Dr Stuart Whomsley, aka Dr Who, who attended our 2017 APDO conference spoke about how, on 18 June 2018, the World Health Organisation (WHO) classified hoarding as a mental health disorder in the New International Classification of Diseases (ICD-11)25. ICD-11 will be presented at the World Health Assembly in May 2019 for adoption by member states with the aim of coming into effect on 1 January 2022.
The key messages I took away from his presentation were that we need to work more to understand hoarding as a disorder, not to change it. The positives of hoarding being a diagnosable condition are that it helps reduce stigma, provides clarity, people do not feel alone and that help can be provided. The negatives are the medicalisation of everything and the assumptions of a biological basis if not backed up by resources. If resources are not put behind hoarding, the situation can be made more helpless and hopeless.
Mike Flynn and Dr Randy Frost talked about animal hoarding. It has been recognised that those who hoard animals are usually females in their mid-50s who are single and socially isolated. They mainly hoard cats and dogs and typically hoard 30 to 40 animals, sometimes more. Typical animal hoarders include overwhelmed caregivers, rescuers or those driven by a mission and exploiters. Findings from interviews suggest that those who hoard animals have human relationship issues, including early attachment problems, chaotic childhoods, they can be shy and socially awkward and their current relationships are dysfunctional.

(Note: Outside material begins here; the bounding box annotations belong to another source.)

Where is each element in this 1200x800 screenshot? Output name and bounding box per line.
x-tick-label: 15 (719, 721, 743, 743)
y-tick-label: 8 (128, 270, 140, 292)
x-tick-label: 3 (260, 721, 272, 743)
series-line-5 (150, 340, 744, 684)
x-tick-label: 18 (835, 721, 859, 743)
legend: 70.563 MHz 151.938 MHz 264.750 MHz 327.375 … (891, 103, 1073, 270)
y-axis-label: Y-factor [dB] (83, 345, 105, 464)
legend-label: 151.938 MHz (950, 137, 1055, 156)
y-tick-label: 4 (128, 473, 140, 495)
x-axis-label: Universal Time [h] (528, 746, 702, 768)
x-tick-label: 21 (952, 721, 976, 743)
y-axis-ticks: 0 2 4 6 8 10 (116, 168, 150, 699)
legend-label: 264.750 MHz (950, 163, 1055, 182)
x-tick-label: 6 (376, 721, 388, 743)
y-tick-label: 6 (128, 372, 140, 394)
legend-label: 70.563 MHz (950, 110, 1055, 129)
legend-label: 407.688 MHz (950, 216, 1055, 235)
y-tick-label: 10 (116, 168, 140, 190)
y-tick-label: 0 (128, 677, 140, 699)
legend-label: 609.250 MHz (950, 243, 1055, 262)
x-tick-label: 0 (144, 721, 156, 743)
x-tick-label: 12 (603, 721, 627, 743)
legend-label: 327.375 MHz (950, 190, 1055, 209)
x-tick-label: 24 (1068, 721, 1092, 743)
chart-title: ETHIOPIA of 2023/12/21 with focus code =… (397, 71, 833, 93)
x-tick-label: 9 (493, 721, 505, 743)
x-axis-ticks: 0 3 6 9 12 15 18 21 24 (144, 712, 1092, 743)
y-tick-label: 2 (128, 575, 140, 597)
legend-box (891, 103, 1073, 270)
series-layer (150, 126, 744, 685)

Randy Frost’s key messages included putting the voice of the hoarder first. Randy also talked about research which concludes that hoarding can be triggered by childhood issues and a “lack of warmth” in a person’s family. Loneliness, social isolation and a lack of connection with people also contribute greatly to those with hoarding issues. Some of the vulnerabilities of hoarders are genetic, emotional dysregulation, perfectionism, poor health or disability and a history of loss or trauma. Randy also discussed the emotional attachments people have to their possessions which include beauty/aesthetics, history, memory and sentimental as well as identity, safety and comfort. I love his quote: “Hoarding is collecting life not living it.”
Other talks included the vital part played by motivational interviewing as a technique for engaging with those affected by hoarding behaviours. The other important messages I took away were that the voice of the person who hoards is key and we know what we know and what we don’t know.
My colleagues and I left the conference and the next day’s workshop feeling invigorated, inspired and better equipped to deal with the challenges that hoarding situations present.